MosaikHub Magazine

L’UCLBP à l’écoute des quartiers précaires

samedi 4 octobre 2014

Voix aux quartiers précaires », tel est le thème national retenu pour célébrer la Journée internationale de l’habitat, le 6 octobre prochain.

En prélude à cette célébration, le directeur exécutif de l’Unité de construction de logements et de bâtiments publics (UCLBP) a accordé une interview au Nouvelliste en vue notamment de faire le point sur l’ensemble des projets, dont la construction des bâtiments publics et des logements, que cette jeune institution d’à peine trois ans entreprend dans le pays.

Le Nouvelliste (LN) : On va célébrer la Journée mondiale de l’habitat le 6 octobre prochain, le thème national retenu est « Voix aux quartiers précaires », que disent les quartiers précaires ?

Harry Adam (HA) : Jusqu’à présent on est encore dans un processus où on n’a pas encore suffisamment tout écouté. On met en place cette structure (sic) qui va nous permettre de rencontrer ces quartiers et de pouvoir les écouter pour bien comprendre leurs préoccupations. Notre démarche a été de produire une première réflexion, qui nous a amené à avoir un regard sur ces quartiers précaires. Mais, même si politiquement cette réflexion devrait tourner vers la construction de logements, on se rend compte rapidement que ce n’est pas la voie à suivre puisque les ressources ne sont pas toujours au rendez-vous. De plus, nous avons de sérieux problèmes fonciers. Même quand on voudrait construire des maisons pour satisfaire ce déficit important de logements, on est obligé de garder nos quartiers précaires et d’essayer de trouver la solution avec eux. Nous pensons, à l’occasion de cette Journée mondiale de l’habitat, offrir aux quartiers avec lesquels nous travaillons l’occasion de s’exprimer. Mais on s’attend déjà à des résultats… Il y a quand même des choses sur lesquelles il va falloir se pencher telles que l’aménagement de ces quartiers pour les rendre plus accessibles et pour amener la sécurité en favorisant l’accès aux ambulances et aux camions d’eau. C’est un peu ça, cette journée va être l’opportunité pour nous d’écouter ce qu’ils ont à nous dire.

LN : Ce qui signifie que l’Etat haïtien, en abordant la problématique, réalise deux choses : premièrement, Haïti n’est pas le seul cas où il y a ce type de quartiers précaires et, deuxièmement, on ne peut pas raser ce qui existe...

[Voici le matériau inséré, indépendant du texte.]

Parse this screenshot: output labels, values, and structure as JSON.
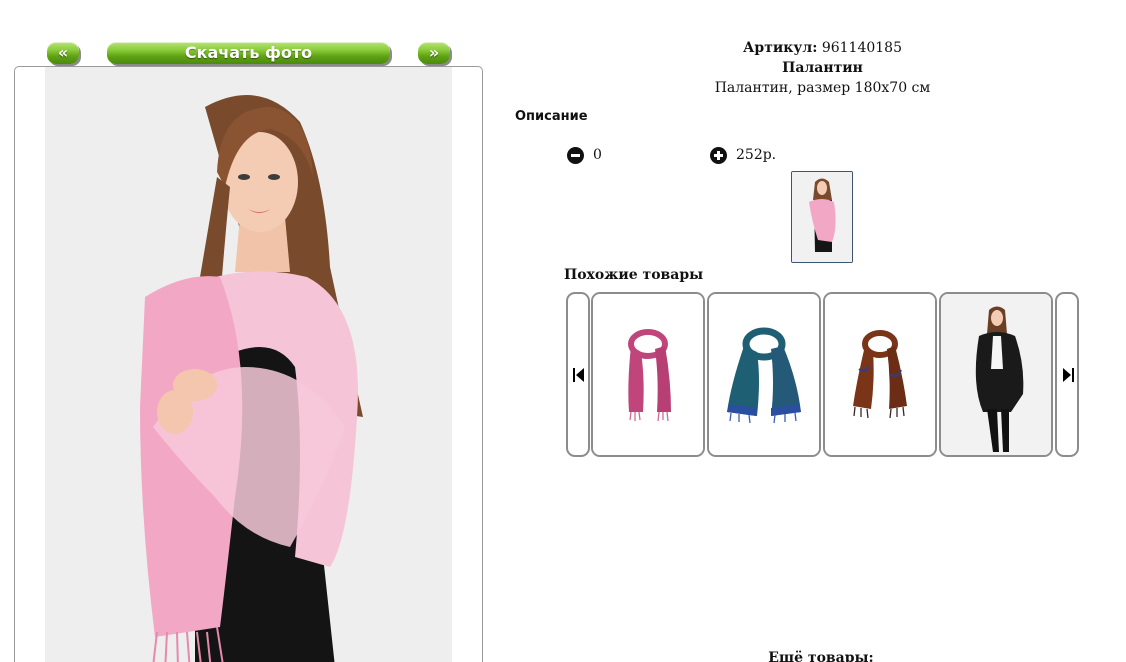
{
  "nav": {
    "prev_label": "«",
    "download_label": "Скачать фото",
    "next_label": "»"
  },
  "product": {
    "article_label": "Артикул:",
    "article_value": "961140185",
    "name": "Палантин",
    "subtitle": "Палантин, размер 180х70 см",
    "description_title": "Описание"
  },
  "cart": {
    "quantity": "0",
    "price": "252р."
  },
  "similar": {
    "title": "Похожие товары",
    "items": [
      {
        "icon": "pink-scarf",
        "color": "#c0457a"
      },
      {
        "icon": "teal-scarf",
        "color": "#1f5f74"
      },
      {
        "icon": "brown-scarf",
        "color": "#7a3418"
      },
      {
        "icon": "model-black-wrap",
        "color": "#1a1a1a"
      }
    ]
  },
  "more": {
    "title": "Ещё товары:"
  },
  "colors": {
    "accent_green": "#5fa214",
    "scarf_pink": "#f2a8c4"
  }
}
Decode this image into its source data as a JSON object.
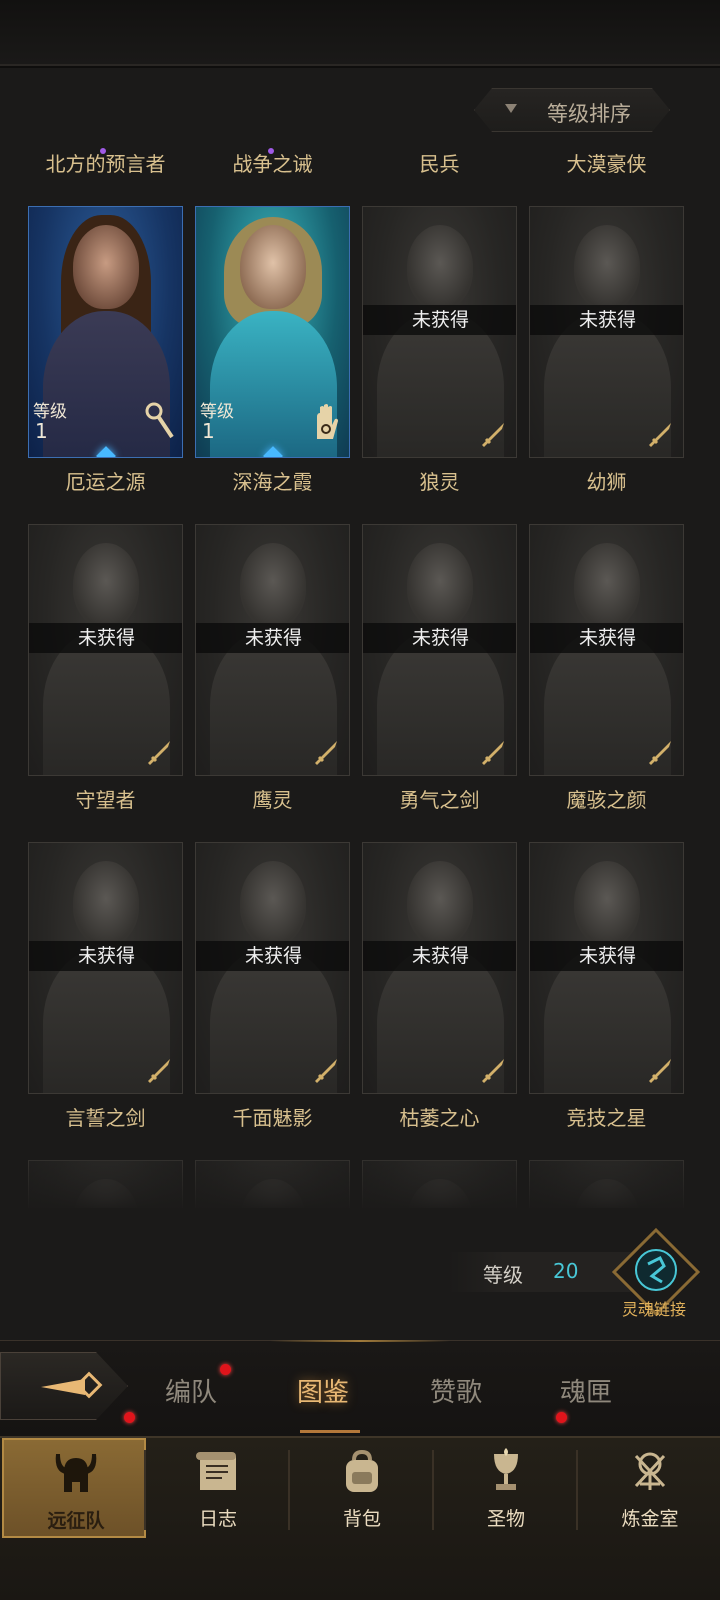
{
  "sort": {
    "label": "等级排序"
  },
  "status_text": "未获得",
  "level_label": "等级",
  "heroes": [
    {
      "name": "北方的预言者",
      "owned": true,
      "level": "1",
      "style": "owned-blue",
      "class_icon": "scepter-icon",
      "new": true
    },
    {
      "name": "战争之诫",
      "owned": true,
      "level": "1",
      "style": "owned-teal",
      "class_icon": "hand-icon",
      "new": true
    },
    {
      "name": "民兵",
      "owned": false,
      "class_icon": "sword-icon"
    },
    {
      "name": "大漠豪侠",
      "owned": false,
      "class_icon": "sword-icon"
    },
    {
      "name": "厄运之源",
      "owned": false,
      "class_icon": "sword-icon"
    },
    {
      "name": "深海之霞",
      "owned": false,
      "class_icon": "sword-icon"
    },
    {
      "name": "狼灵",
      "owned": false,
      "class_icon": "sword-icon"
    },
    {
      "name": "幼狮",
      "owned": false,
      "class_icon": "sword-icon"
    },
    {
      "name": "守望者",
      "owned": false,
      "class_icon": "sword-icon"
    },
    {
      "name": "鹰灵",
      "owned": false,
      "class_icon": "sword-icon"
    },
    {
      "name": "勇气之剑",
      "owned": false,
      "class_icon": "sword-icon"
    },
    {
      "name": "魔骇之颜",
      "owned": false,
      "class_icon": "sword-icon"
    },
    {
      "name": "言誓之剑",
      "owned": false,
      "class_icon": "sword-icon"
    },
    {
      "name": "千面魅影",
      "owned": false,
      "class_icon": "sword-icon"
    },
    {
      "name": "枯萎之心",
      "owned": false,
      "class_icon": "sword-icon"
    },
    {
      "name": "竞技之星",
      "owned": false,
      "class_icon": "sword-icon"
    }
  ],
  "soul_link": {
    "level_label": "等级",
    "level_value": "20",
    "button_label": "灵魂链接"
  },
  "tabs": [
    {
      "label": "编队",
      "active": false,
      "badge": true
    },
    {
      "label": "图鉴",
      "active": true,
      "badge": false
    },
    {
      "label": "赞歌",
      "active": false,
      "badge": false
    },
    {
      "label": "魂匣",
      "active": false,
      "badge": false
    }
  ],
  "nav": [
    {
      "label": "远征队",
      "icon": "horned-helmet-icon",
      "active": true,
      "badge": true
    },
    {
      "label": "日志",
      "icon": "scroll-icon",
      "active": false,
      "badge": false
    },
    {
      "label": "背包",
      "icon": "backpack-icon",
      "active": false,
      "badge": false
    },
    {
      "label": "圣物",
      "icon": "chalice-icon",
      "active": false,
      "badge": true
    },
    {
      "label": "炼金室",
      "icon": "alchemy-icon",
      "active": false,
      "badge": false
    }
  ],
  "colors": {
    "accent": "#d8c08e",
    "active_tab": "#e8b874",
    "badge": "#e0141b",
    "level_value": "#48c7d6"
  }
}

HA : Cela ne peut pas être le choix, cela nous coûterait trop cher. Donc, il va falloir vivre avec, en sachant maintenant qu’il faut aussi renforcer nos mairies pour que le prochain développement que nous avons soit bien fait. La solution n’est pas de raser, on ne pourra pas raser Jalousie, il y a déjà une population trop importante qui y vit et puis ça nous coûterait beaucoup trop cher. Je ne pense pas que ce soit la solution, je crois qu’il faut compter avec ces populations mais en améliorant leurs conditions de vie.

LN : Quel est le portefeuille de l’UCLBP ?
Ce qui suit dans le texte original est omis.